Facebook and Google have scale and brainpower. And data. You famously termed the likes of Facebook and Google “frenemies” in the past. What makes you think they are friendlier now than before?
They are friendlier frenemies than they were beforehand. … It might be because they’ve matured. It may be the cause of more regulation or the threat of more regulation. What’s happened over the last three or four years have been concerns around brand safety, privacy and interference in elections, which has put tremendous pressure on them. It was a seminal moment when Apple and Amazon crossed a trillion [dollars in market cap]. … I remember Lloyd Blankfein of Goldman Sachs [saying] no nation state would ever let a company get to [a] $2 trillion [market cap] because it signals too great a concentration of power.

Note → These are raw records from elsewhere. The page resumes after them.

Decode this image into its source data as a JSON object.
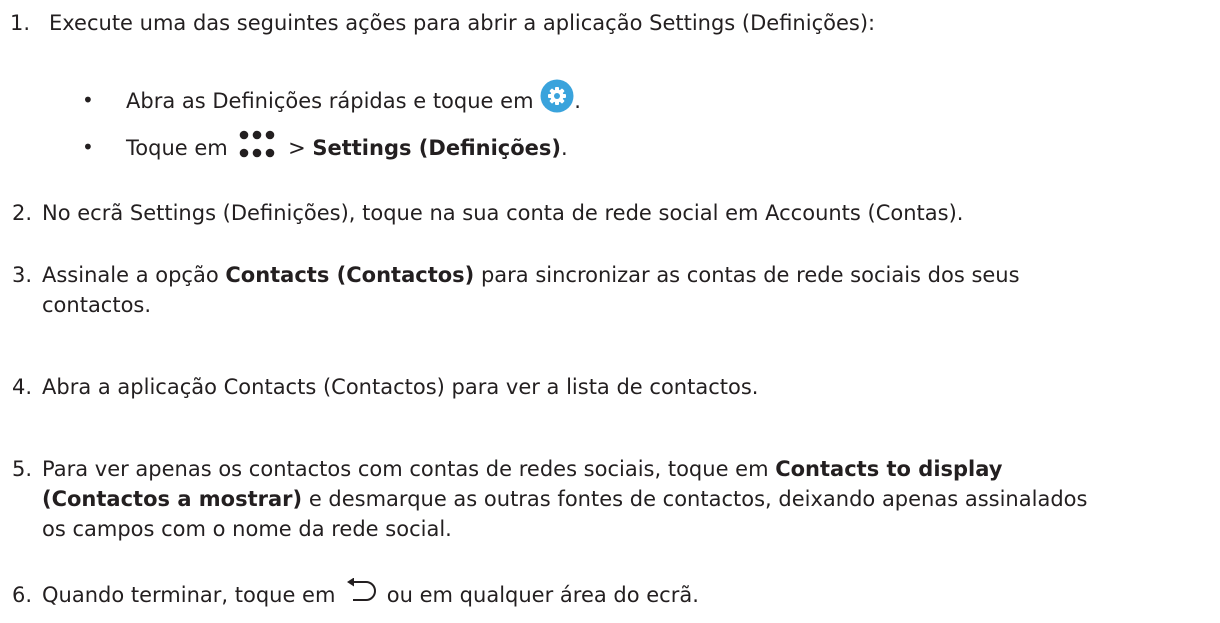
{
  "steps": [
    {
      "num": "1.",
      "text": "Execute uma das seguintes ações para abrir a aplicação Settings (Definições):"
    },
    {
      "num": "2.",
      "text": "No ecrã Settings (Definições), toque na sua conta de rede social em Accounts (Contas)."
    },
    {
      "num": "3.",
      "pre": "Assinale a opção ",
      "bold": "Contacts (Contactos)",
      "post": " para sincronizar as contas de rede sociais dos seus",
      "line2": "contactos."
    },
    {
      "num": "4.",
      "text": "Abra a aplicação Contacts (Contactos) para ver a lista de contactos."
    },
    {
      "num": "5.",
      "pre": "Para ver apenas os contactos com contas de redes sociais, toque em ",
      "bold": "Contacts to display",
      "line2_bold": "(Contactos a mostrar)",
      "line2_post": " e desmarque as outras fontes de contactos, deixando apenas assinalados",
      "line3": "os campos com o nome da rede social."
    },
    {
      "num": "6.",
      "pre": "Quando terminar, toque em ",
      "post": " ou em qualquer área do ecrã."
    }
  ],
  "substeps": [
    {
      "bullet": "•",
      "pre": "Abra as Definições rápidas e toque em ",
      "post": ".",
      "icon": "settings-gear-icon"
    },
    {
      "bullet": "•",
      "pre": "Toque em ",
      "mid": " > ",
      "bold": "Settings (Definições)",
      "post": ".",
      "icon": "all-apps-icon"
    }
  ],
  "colors": {
    "text": "#231f20",
    "gear_badge": "#3aa3dc"
  }
}
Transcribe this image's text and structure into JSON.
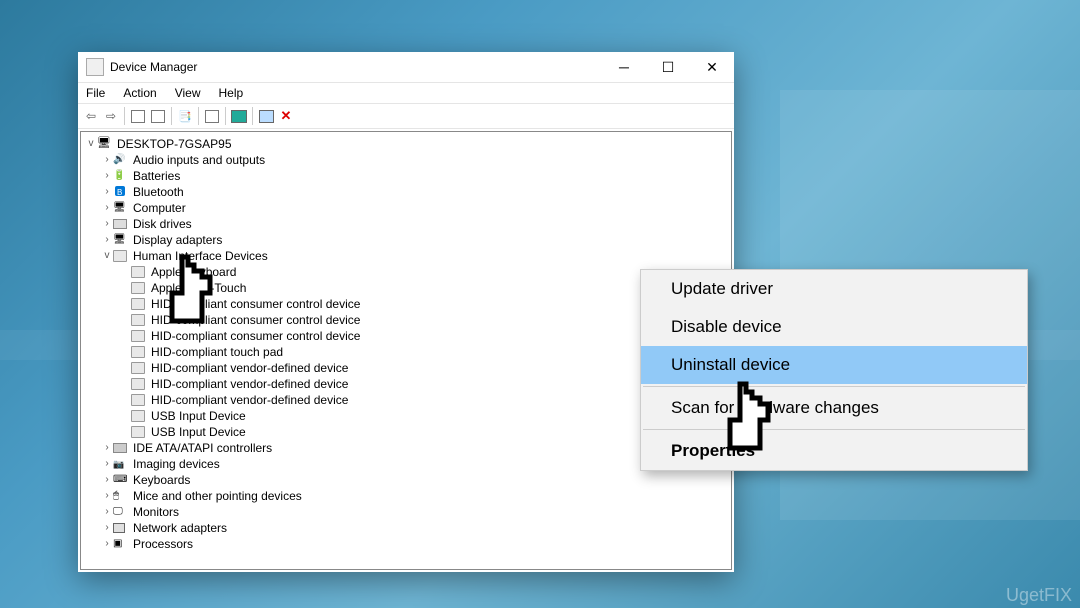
{
  "window": {
    "title": "Device Manager",
    "menus": [
      "File",
      "Action",
      "View",
      "Help"
    ]
  },
  "tree": {
    "root": "DESKTOP-7GSAP95",
    "items": [
      {
        "label": "Audio inputs and outputs",
        "icon": "ic-audio",
        "expand": ">"
      },
      {
        "label": "Batteries",
        "icon": "ic-battery",
        "expand": ">"
      },
      {
        "label": "Bluetooth",
        "icon": "ic-bt",
        "expand": ">"
      },
      {
        "label": "Computer",
        "icon": "ic-comp",
        "expand": ">"
      },
      {
        "label": "Disk drives",
        "icon": "ic-disk",
        "expand": ">"
      },
      {
        "label": "Display adapters",
        "icon": "ic-display",
        "expand": ">"
      },
      {
        "label": "Human Interface Devices",
        "icon": "ic-hid",
        "expand": "v"
      },
      {
        "label": "IDE ATA/ATAPI controllers",
        "icon": "ic-ide",
        "expand": ">"
      },
      {
        "label": "Imaging devices",
        "icon": "ic-img",
        "expand": ">"
      },
      {
        "label": "Keyboards",
        "icon": "ic-kb",
        "expand": ">"
      },
      {
        "label": "Mice and other pointing devices",
        "icon": "ic-mouse",
        "expand": ">"
      },
      {
        "label": "Monitors",
        "icon": "ic-monitor",
        "expand": ">"
      },
      {
        "label": "Network adapters",
        "icon": "ic-net",
        "expand": ">"
      },
      {
        "label": "Processors",
        "icon": "ic-proc",
        "expand": ">"
      }
    ],
    "hid_children": [
      "Apple Keyboard",
      "Apple Multi-Touch",
      "HID-compliant consumer control device",
      "HID-compliant consumer control device",
      "HID-compliant consumer control device",
      "HID-compliant touch pad",
      "HID-compliant vendor-defined device",
      "HID-compliant vendor-defined device",
      "HID-compliant vendor-defined device",
      "USB Input Device",
      "USB Input Device"
    ]
  },
  "context_menu": {
    "items": [
      {
        "label": "Update driver",
        "sel": false
      },
      {
        "label": "Disable device",
        "sel": false
      },
      {
        "label": "Uninstall device",
        "sel": true
      },
      {
        "label": "Scan for hardware changes",
        "sel": false
      },
      {
        "label": "Properties",
        "sel": false,
        "bold": true
      }
    ]
  },
  "watermark": "UgetFIX"
}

So I think they have become friendlier, in part but not solely, because Facebook has 30,000 people now monitoring editorial content and Google has [something like] 15,000 people doing the same. So there’s this sort of gradual, maybe grudging acceptance that these are not pure tech companies; these are in addition media companies.

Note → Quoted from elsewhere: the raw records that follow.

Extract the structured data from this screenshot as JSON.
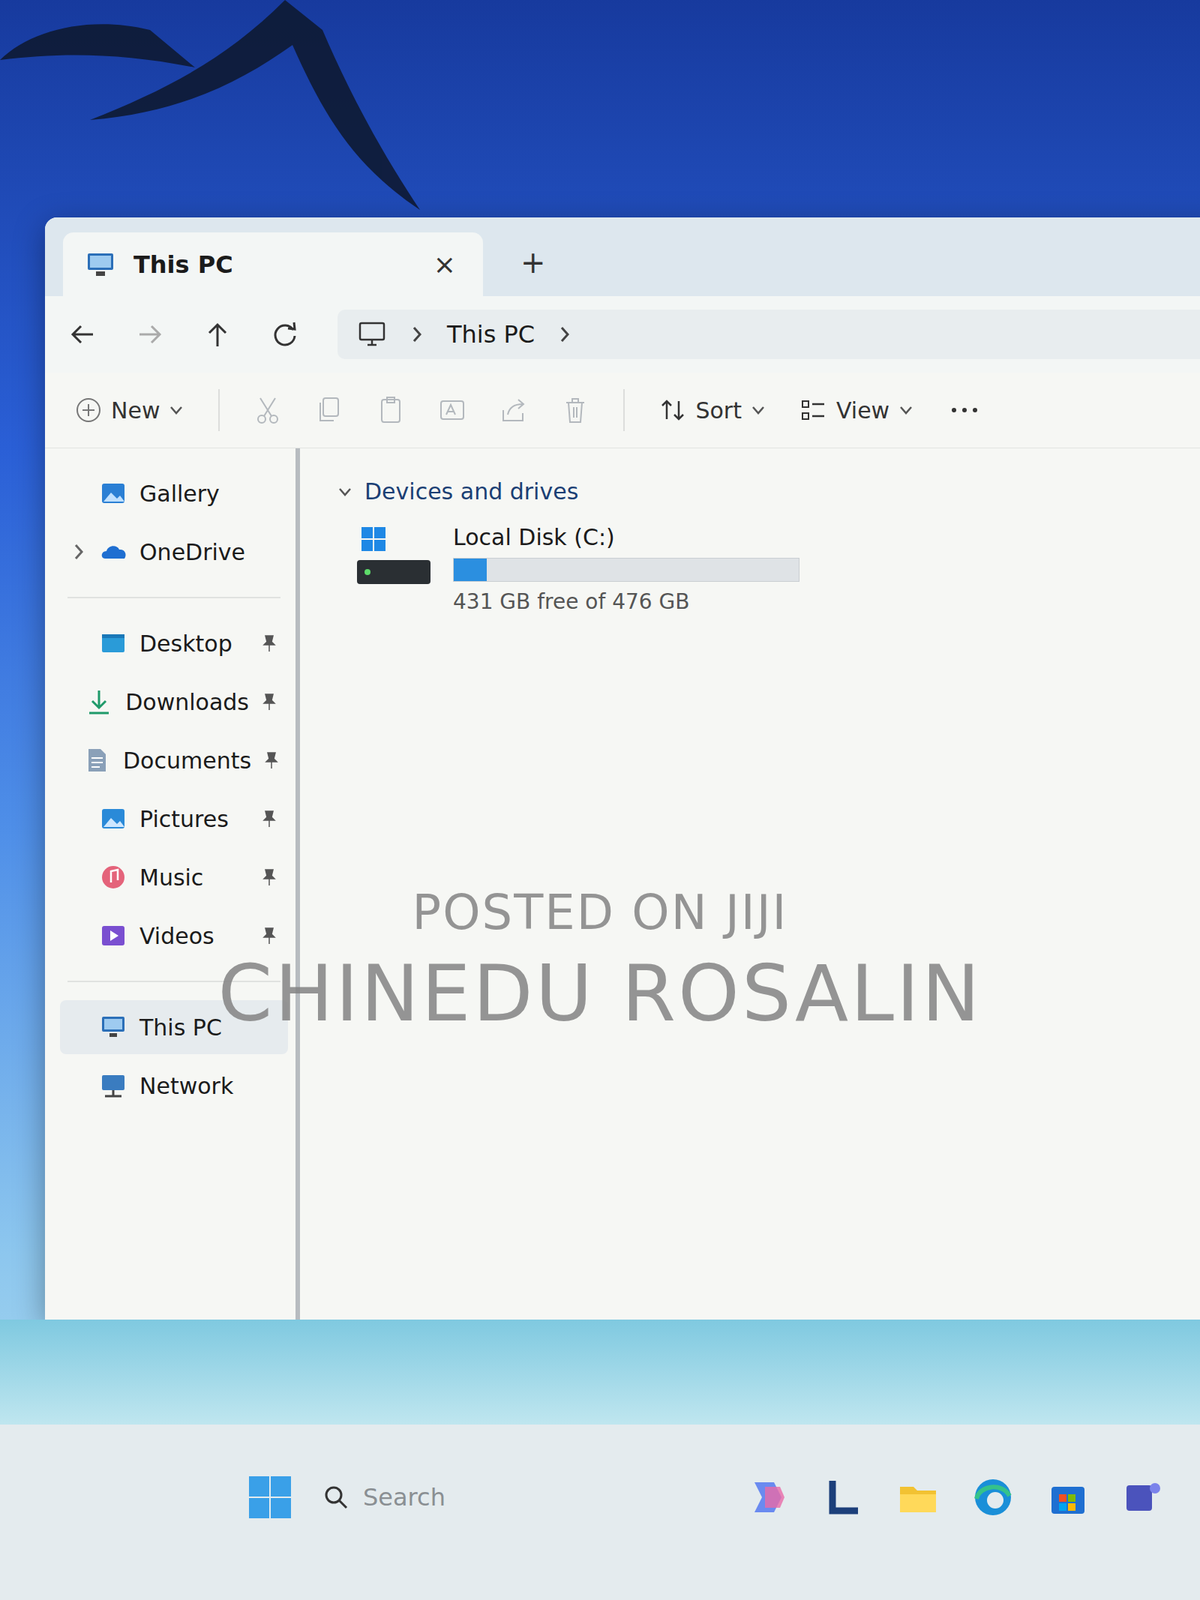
{
  "window": {
    "title": "This PC",
    "close": "×",
    "new_tab": "+"
  },
  "address": {
    "crumbs": [
      "This PC"
    ]
  },
  "toolbar": {
    "new": "New",
    "sort": "Sort",
    "view": "View"
  },
  "sidebar": {
    "groups": [
      [
        {
          "label": "Gallery",
          "pinned": false,
          "selected": false,
          "expandable": false,
          "expanded": false
        },
        {
          "label": "OneDrive",
          "pinned": false,
          "selected": false,
          "expandable": true,
          "expanded": false
        }
      ],
      [
        {
          "label": "Desktop",
          "pinned": true,
          "selected": false,
          "expandable": false,
          "expanded": false
        },
        {
          "label": "Downloads",
          "pinned": true,
          "selected": false,
          "expandable": false,
          "expanded": false
        },
        {
          "label": "Documents",
          "pinned": true,
          "selected": false,
          "expandable": false,
          "expanded": false
        },
        {
          "label": "Pictures",
          "pinned": true,
          "selected": false,
          "expandable": false,
          "expanded": false
        },
        {
          "label": "Music",
          "pinned": true,
          "selected": false,
          "expandable": false,
          "expanded": false
        },
        {
          "label": "Videos",
          "pinned": true,
          "selected": false,
          "expandable": false,
          "expanded": false
        }
      ],
      [
        {
          "label": "This PC",
          "pinned": false,
          "selected": true,
          "expandable": false,
          "expanded": false
        },
        {
          "label": "Network",
          "pinned": false,
          "selected": false,
          "expandable": false,
          "expanded": false
        }
      ]
    ]
  },
  "content": {
    "section": {
      "label": "Devices and drives",
      "expanded": true
    },
    "drives": [
      {
        "name": "Local Disk (C:)",
        "free": "431 GB free of 476 GB",
        "level": 0.095
      }
    ]
  },
  "taskbar": {
    "search": {
      "placeholder": "Search"
    }
  },
  "watermark": {
    "lines": [
      "POSTED ON JIJI",
      "CHINEDU ROSALIN"
    ]
  }
}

Another way to put Facebook and Google: walled gardens. What are clients’ attitudes toward walled gardens these days?
It was 2016 when it became apparent that the walls in the walled gardens were getting larger, and that signaled to our clients a fight that was taking place over the control of data. After 2008, because of the focus on cost, clients were stripping out their marketing expertise. And then in 2016, this was the walled gardens saying that because of privacy, brand safety, interference in elections and the threat of regulation that they were going to control data.

So [clients] saw the walls of the walled gardens getting bigger and data being less accessible for them and the direct relationship with the consumer becoming even more important. Therefore, clients started to say, “Well, we’ve denuded ourselves of marketing resources, so to build that up, we’ve [got] to take back control.” There’s a sort of a marketing Brexit here, if you like: We’re going to take back control of our destiny. We are going to increase our internal marketing support system. We’re going to in-house, not just on media but on creative too.

'Clients are willing to experiment to a degree that I've never seen before,' he says of in-housing.
Sasha Maslov for Adweek

What are your thoughts on in-housing?
Why does Unilever buy a Dollar Shave Club? It’s because they want to establish a direct relationship using the first-party data with the consumer. They know that Facebook, Google … have the data and will not make it all available to them and may—in the case of Amazon, Tencent or Alibaba, in particular—start creating their own brands. So remember when I said [that in] 2008 [agencies] started to reduce internal resources because of cost focus? [And how] since 2016, the walled gardens started to get bigger and they said we’re not going to allow you access to the data? What are the clients to do?

I mean, from what we see, in-housing is not just on media but on content too is increasing. Clients are willing to experiment to a degree that I’ve never seen before. So if you show them an idea or a different way of working or opportunity, their Pavlovian reaction to that is, “Let’s test it.” One of the problems of ZBB is that it put too much pressure on the cost, and now it comes back to this: “Take back control.”